B) Le Parti national ou patriote

Jusqu’à l’été 1788, une certaine union a rassemblé l’opposition parlementaire et l’opposition nationale. A partir de l’été 1788, les objectifs des uns et des autres diffèrent. Le parti patriote veut aller plus loin dans les réformes. Le 21 juillet 1788, se réunit au chateau de Vizille, une assemblée générale des municipalités du Dauphiné, on y trouve Mounier (anglomane et monarchien), Barnave (constitutionnel). Les revendications de cette assemblée ne sont pas celles des parlementaires même si il y a des points communs, comme la demande de la supression de la lettre de cachet, comme le droit pour les Etat Généraux de voter les impôts.A Vizille, on va plus loin, on demande le droit pour tous d’accéder aux emplois publics, le doublement de la représentation du Tiers-Etat aux Etats Généraux, le rappel des Parlements dépouillés de leurs droits politiques, le respect des droits provinciaux.

A partir du 21 septembre 1788, lorsque le Parlement de Paris se prononce pour la réunion des Etats Généraux dans la forme de 1614, il y a rupture entre opposition parlementaire et opposition nationale. Il existe désormais un parti national bien défini, avec ses clubs, ses écrits, pour lui 1789, c’est la naissance de la Nation française, la Nation, ce sont les hommes qui vivent en France et qui veulent vivre ensemble.

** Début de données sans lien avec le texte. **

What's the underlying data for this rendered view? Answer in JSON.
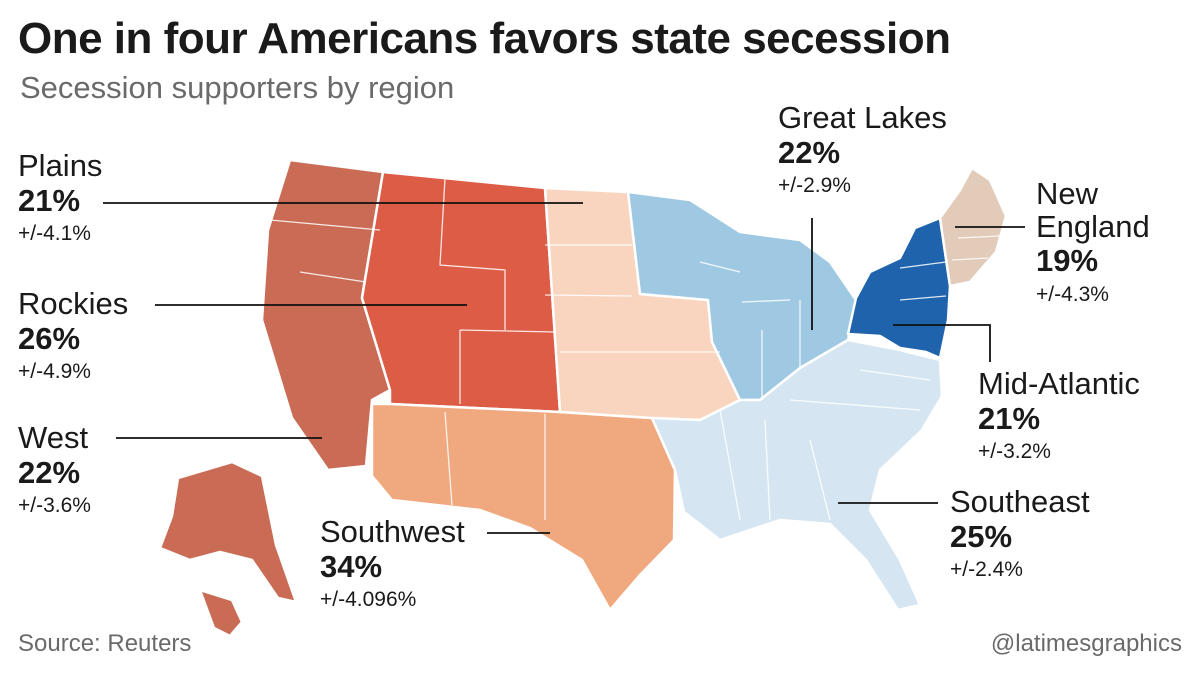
{
  "title": "One in four Americans favors state secession",
  "subtitle": "Secession supporters by region",
  "source": "Source: Reuters",
  "credit": "@latimesgraphics",
  "colors": {
    "west": "#c96b55",
    "rockies": "#dc5c45",
    "southwest": "#f0a87e",
    "plains": "#f9d5c0",
    "great_lakes": "#9fc9e3",
    "mid_atlantic": "#1f63ad",
    "new_england": "#e3cbba",
    "southeast": "#d5e6f2"
  },
  "regions": [
    {
      "id": "plains",
      "name": "Plains",
      "pct": "21%",
      "moe": "+/-4.1%",
      "value": 21,
      "margin": 4.1
    },
    {
      "id": "rockies",
      "name": "Rockies",
      "pct": "26%",
      "moe": "+/-4.9%",
      "value": 26,
      "margin": 4.9
    },
    {
      "id": "west",
      "name": "West",
      "pct": "22%",
      "moe": "+/-3.6%",
      "value": 22,
      "margin": 3.6
    },
    {
      "id": "southwest",
      "name": "Southwest",
      "pct": "34%",
      "moe": "+/-4.096%",
      "value": 34,
      "margin": 4.096
    },
    {
      "id": "great_lakes",
      "name": "Great Lakes",
      "pct": "22%",
      "moe": "+/-2.9%",
      "value": 22,
      "margin": 2.9
    },
    {
      "id": "new_england",
      "name_line1": "New",
      "name_line2": "England",
      "pct": "19%",
      "moe": "+/-4.3%",
      "value": 19,
      "margin": 4.3
    },
    {
      "id": "mid_atlantic",
      "name": "Mid-Atlantic",
      "pct": "21%",
      "moe": "+/-3.2%",
      "value": 21,
      "margin": 3.2
    },
    {
      "id": "southeast",
      "name": "Southeast",
      "pct": "25%",
      "moe": "+/-2.4%",
      "value": 25,
      "margin": 2.4
    }
  ]
}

C) Sièyes et la naissance de la Nation

Le 05 juillet 1788, le roi avait permis à tous français qui désirait s’exprimer sur les conditions de réunions des Etats Généraux, de le faire. Il y a une prolifération des écrits politiques, création, surtout à Paris, de clubs politiques, Club de Valois, Club des amis des noirs. L’abbé Sièyes en janvier 1789, dans un opuscule " Qu’est-ce que le Tiers-Etat ? " définit le Tiers-Etat, la Nation et leurs ambitions.

" Qu’est-ce que le Tiers-Etat ? " : tout, pour Sièyes, le Tiers-Etat est à lui seul, une nation, il peut accomplir tous les travaux nécessaires à la prospérité du pays, les privilégiés sont inutiles, voir nuisibles.

" Qu’est-il jusqu’à maintenant dans l’ordre politique ? " : rien, pour Sièyes, la France est une véritable aristocratie.

" Que désire-t-il ? " : être quelque chose, il faut les députés du Tiers-Etat soient membres du Tiers-Etat, il demande le doublement de la représentation du Tiers-Etat, et surtout le vote par tête.

Dans la seconde partie de son ouvrage, Sièyes se prononce pour la rédaction d’une constitution, elle ne peut être rédigé que par les Etats Généraux, elle doit l’être par le Tiers-Etat seul, plus ceux de la noblesse et du clergé qui abandonnent leurs privilèges. En janvier 1789, on a affaire à un texte novateur qui définit les revendications deu parti patriote, pour autant tout n’est pas encore jugé. Les cahiers de doléance ne sont pas rédigés, le problème du doublement est en parti résolu. Le règlement pour l’élection des députés n’a pas paru.